Association entre le cholestérol sérique de base et les bénéfices d’un contrôle intensif de la pression artérielle
L’hypertension reste le principal facteur de risque modifiable des maladies cardiovasculaires (MCV), contribuant de manière significative à la morbidité invalidante et à la mortalité prématurée mondiale. En Chine, environ 244,5 millions d’adultes sont hypertendus, et 435,3 millions supplémentaires présentent une préhypertension. Le vieillissement de la population et la prévalence croissante de l’hypertension soulignent la nécessité de stratégies optimales de gestion de la pression artérielle (PA). L’essai STEP (Strategy of Blood Pressure Intervention in the Elderly Hypertensive Patients) a démontré qu’un contrôle intensif de la pression artérielle systolique (PAS) (cible : 110 à <130 mmHg) réduit les événements cardiovasculaires par rapport à un contrôle standard (cible : 130 à <150 mmHg) chez des patients âgés de 60 à 80 ans. Cependant, l’influence des taux lipidiques sériques initiaux, notamment le cholestérol à lipoprotéines de basse densité (LDL-C) et le cholestérol non-HDL (non-HDL-C), sur les bénéfices du contrôle intensif de la PAS restait inexplorée. Cette analyse post hoc de l’essai STEP examine si les concentrations initiales de LDL-C et de non-HDL-C modulent les bénéfices cardiovasculaires du contrôle intensif de la PA.

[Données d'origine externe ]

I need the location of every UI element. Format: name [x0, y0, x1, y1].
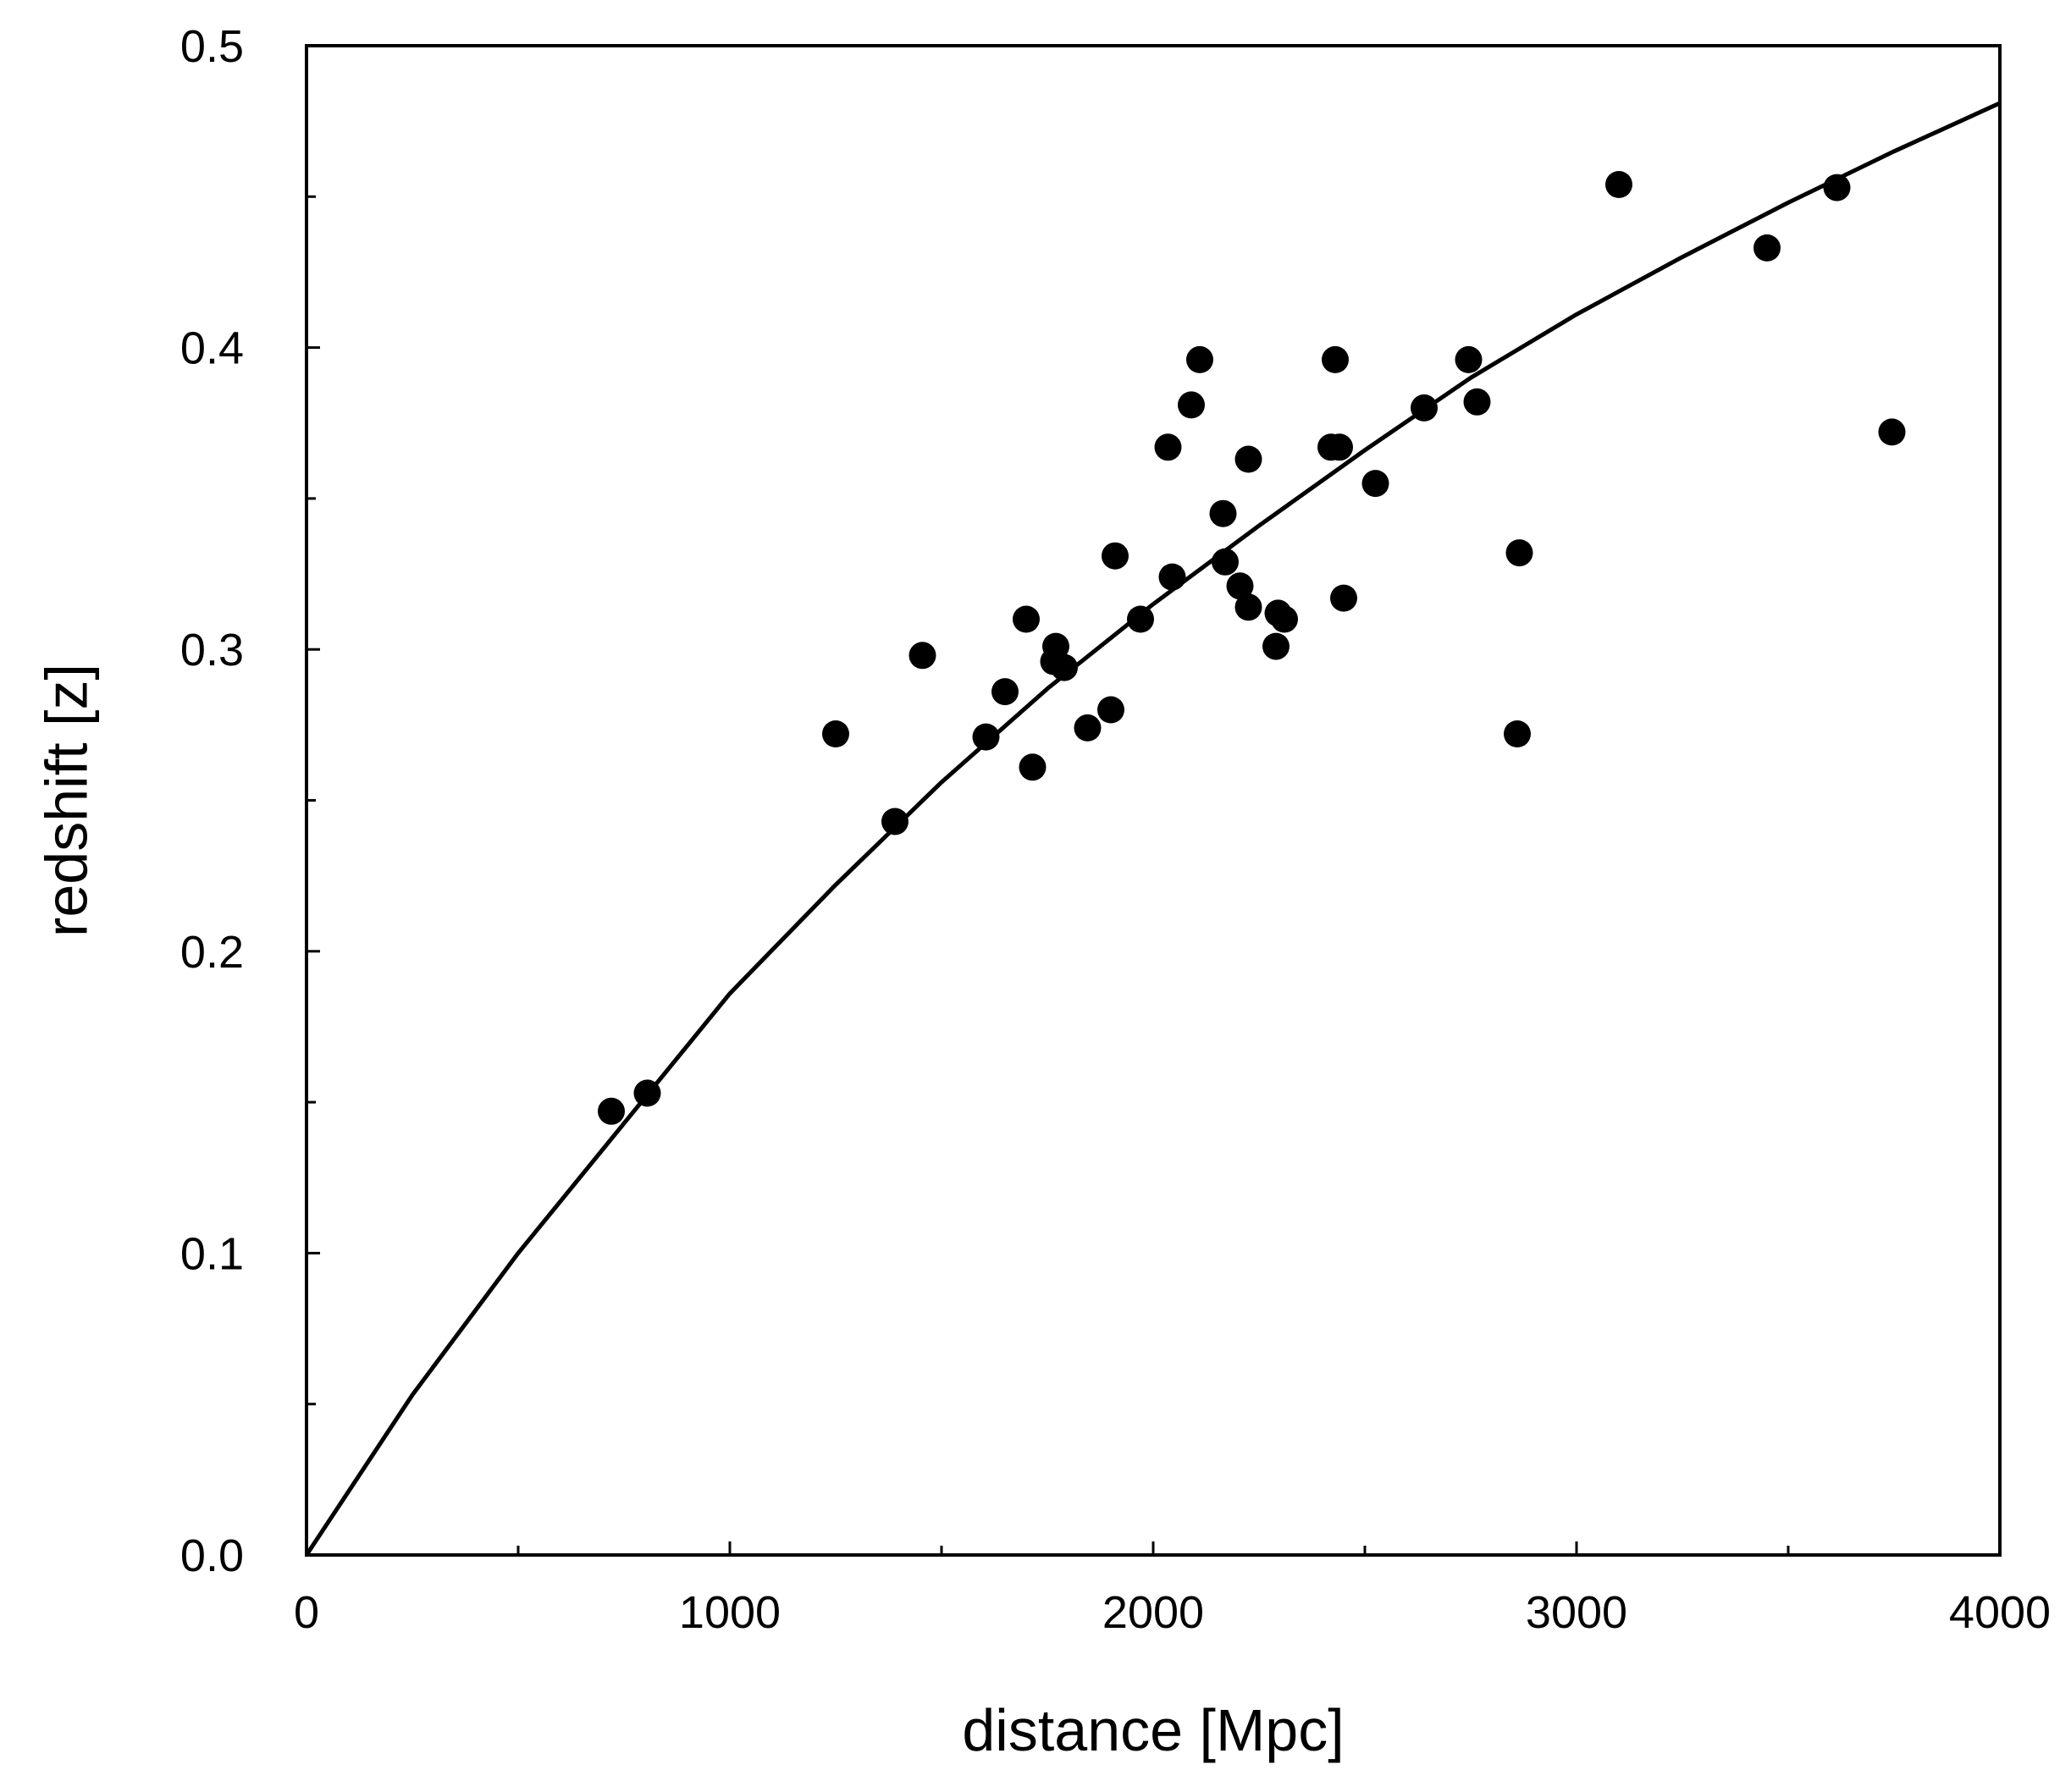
data-point — [1154, 433, 1182, 461]
data-point — [1753, 234, 1781, 262]
data-point — [1013, 605, 1040, 633]
x-tick-label: 3000 — [1526, 1587, 1627, 1638]
data-point — [1605, 171, 1632, 198]
data-point — [1127, 605, 1154, 633]
data-point — [1455, 345, 1483, 373]
data-point — [1504, 720, 1531, 747]
data-point — [1411, 394, 1438, 422]
x-tick-label: 4000 — [1949, 1587, 2051, 1638]
y-tick-label: 0.4 — [180, 323, 244, 374]
data-point — [1330, 584, 1357, 612]
data-point — [1361, 470, 1389, 498]
plot-frame — [305, 44, 2002, 1557]
y-tick-label: 0.1 — [180, 1228, 244, 1279]
data-point — [598, 1097, 625, 1125]
data-point — [1505, 539, 1533, 567]
data-point — [1878, 418, 1906, 446]
data-point — [1178, 391, 1205, 419]
y-tick-label: 0.3 — [180, 625, 244, 675]
plot-area — [304, 101, 2002, 1557]
data-point — [1097, 696, 1124, 724]
data-point — [1322, 345, 1349, 373]
data-point — [1463, 388, 1491, 416]
data-point — [881, 808, 908, 835]
data-point — [1074, 714, 1102, 742]
axes: 0 1000 2000 3000 4000 0.0 0.1 0.2 0.3 0.4 0.5 — [180, 21, 2051, 1638]
data-point — [1158, 563, 1186, 591]
data-point — [1271, 605, 1298, 633]
x-axis-title: distance [Mpc] — [962, 1697, 1344, 1763]
data-point — [1234, 593, 1262, 621]
data-point — [1823, 174, 1851, 201]
y-axis-title: redshift [z] — [33, 664, 99, 937]
data-point — [1042, 632, 1069, 660]
x-tick-label: 1000 — [679, 1587, 781, 1638]
data-point — [1326, 433, 1353, 461]
y-tick-label: 0.0 — [180, 1530, 244, 1581]
y-tick-label: 0.5 — [180, 21, 244, 72]
x-tick-label: 0 — [294, 1587, 319, 1638]
fit-curve — [304, 101, 2002, 1557]
data-point — [972, 723, 1000, 751]
y-tick-label: 0.2 — [180, 927, 244, 978]
data-point — [1262, 632, 1290, 660]
data-point — [1051, 653, 1078, 681]
data-point — [1019, 753, 1047, 781]
x-tick-label: 2000 — [1102, 1587, 1204, 1638]
data-point — [1209, 499, 1237, 527]
data-point — [1226, 572, 1254, 600]
data-point — [1212, 548, 1239, 576]
data-point — [633, 1079, 661, 1107]
data-point — [1102, 542, 1129, 570]
data-point — [1234, 445, 1262, 473]
data-point — [908, 642, 936, 670]
data-point — [991, 678, 1019, 706]
data-point — [1186, 345, 1213, 373]
data-point — [822, 720, 849, 747]
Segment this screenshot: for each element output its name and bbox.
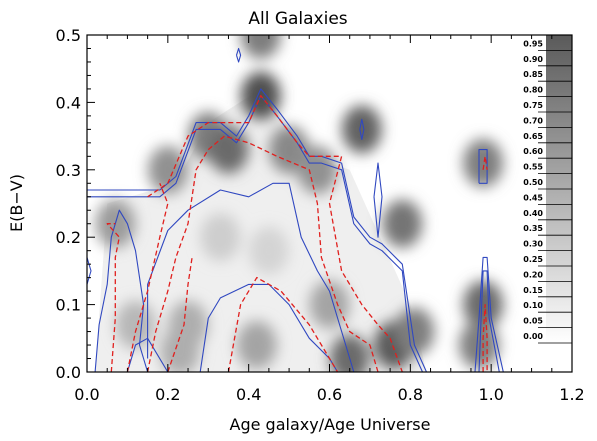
density-peak	[236, 321, 277, 370]
colorbar-label: 0.00	[523, 332, 543, 341]
density-peak	[309, 280, 350, 329]
density-peak	[394, 307, 435, 356]
density-peak	[341, 105, 382, 154]
chart-title: All Galaxies	[248, 9, 347, 29]
contour-dashed-red	[126, 183, 169, 372]
x-tick-label: 1.0	[478, 385, 503, 404]
contour-solid-blue	[126, 337, 169, 372]
y-tick-label: 0.3	[56, 161, 81, 180]
contour-dashed-red	[146, 135, 379, 372]
x-tick-label: 0.2	[155, 385, 180, 404]
x-tick-label: 0.0	[74, 385, 99, 404]
contour-layer	[87, 47, 504, 372]
colorbar-label: 0.65	[523, 132, 543, 141]
colorbar-label: 0.80	[523, 86, 543, 95]
contour-solid-blue	[87, 88, 428, 372]
contour-dashed-red	[482, 155, 488, 170]
axes: 0.0 0.2 0.4 0.6 0.8 1.0 1.2 0.0 0.1 0.2 0.3 0.4 0.5	[56, 26, 585, 404]
density-peak	[459, 321, 500, 370]
x-axis-label: Age galaxy/Age Universe	[230, 415, 431, 434]
contour-solid-blue	[474, 256, 504, 372]
density-peak	[147, 145, 188, 194]
contour-dashed-red	[167, 257, 193, 372]
density-layer	[95, 35, 504, 372]
x-tick-label: 0.8	[398, 385, 423, 404]
colorbar-label: 0.15	[523, 286, 543, 295]
colorbar-label: 0.60	[523, 147, 543, 156]
contour-solid-blue	[87, 257, 92, 285]
y-tick-label: 0.2	[56, 228, 81, 247]
colorbar-label: 0.75	[523, 101, 543, 110]
contour-dashed-red	[106, 223, 120, 372]
contour-solid-blue	[94, 209, 149, 372]
contour-solid-blue	[478, 270, 500, 372]
colorbar-label: 0.95	[523, 39, 543, 48]
contour-solid-blue	[147, 182, 355, 372]
colorbar-label: 0.05	[523, 317, 543, 326]
colorbar-label: 0.45	[523, 193, 543, 202]
contour-dashed-red	[227, 276, 339, 372]
density-blobs	[95, 35, 504, 372]
density-peak	[463, 139, 504, 188]
y-axis-label: E(B−V)	[7, 174, 26, 232]
density-peak	[240, 35, 281, 59]
colorbar-label: 0.20	[523, 270, 543, 279]
y-tick-label: 0.1	[56, 296, 81, 315]
colorbar: 0.95 0.90 0.85 0.80 0.75 0.70 0.65 0.60 0.55 0.50…	[520, 35, 572, 344]
colorbar-label: 0.35	[523, 224, 543, 233]
colorbar-label: 0.10	[523, 301, 543, 310]
contour-solid-blue	[359, 118, 365, 141]
density-peak	[159, 327, 200, 372]
density-peak	[329, 334, 370, 372]
colorbar-label: 0.85	[523, 70, 543, 79]
density-peak	[208, 125, 249, 174]
colorbar-label: 0.50	[523, 178, 543, 187]
contour-solid-blue	[478, 149, 488, 184]
x-tick-label: 1.2	[559, 385, 584, 404]
x-tick-label: 0.4	[236, 385, 261, 404]
density-peak	[463, 280, 504, 329]
x-tick-label: 0.6	[317, 385, 342, 404]
y-tick-label: 0.5	[56, 26, 81, 45]
colorbar-label: 0.55	[523, 163, 543, 172]
density-peak	[382, 199, 423, 248]
colorbar-label: 0.70	[523, 116, 543, 125]
contour-dashed-red	[482, 303, 488, 372]
y-tick-label: 0.0	[56, 363, 81, 382]
density-peak	[115, 300, 156, 349]
y-tick-label: 0.4	[56, 93, 81, 112]
colorbar-label: 0.40	[523, 209, 543, 218]
contour-dashed-red	[147, 95, 403, 372]
density-peak	[200, 213, 241, 262]
contour-solid-blue	[373, 162, 383, 238]
density-peak	[248, 226, 289, 275]
colorbar-label: 0.25	[523, 255, 543, 264]
colorbar-label: 0.30	[523, 240, 543, 249]
contour-solid-blue	[235, 47, 242, 63]
colorbar-label: 0.90	[523, 55, 543, 64]
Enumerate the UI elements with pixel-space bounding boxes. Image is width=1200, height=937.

Conception de l’étude et méthodologie
L’essai STEP était un essai randomisé contrôlé multicentrique mené dans 42 centres cliniques en Chine, incluant 8 283 patients hypertendus âgés de 60 à 80 ans. Les participants étaient randomisés 1:1 vers des cibles intensives ou standard de PAS. Le critère principal composite incluait les événements cardiovasculaires : accident vasculaire cérébral (AVC), syndrome coronarien aigu (SCA), insuffisance cardiaque aiguë décompensée, revascularisation coronarienne, fibrillation auriculaire ou décès cardiovasculaire. Les critères secondaires incluaient les composants individuels du critère principal, le décès toute cause et des analyses de sous-groupes basées sur les taux initiaux de LDL-C et de non-HDL-C.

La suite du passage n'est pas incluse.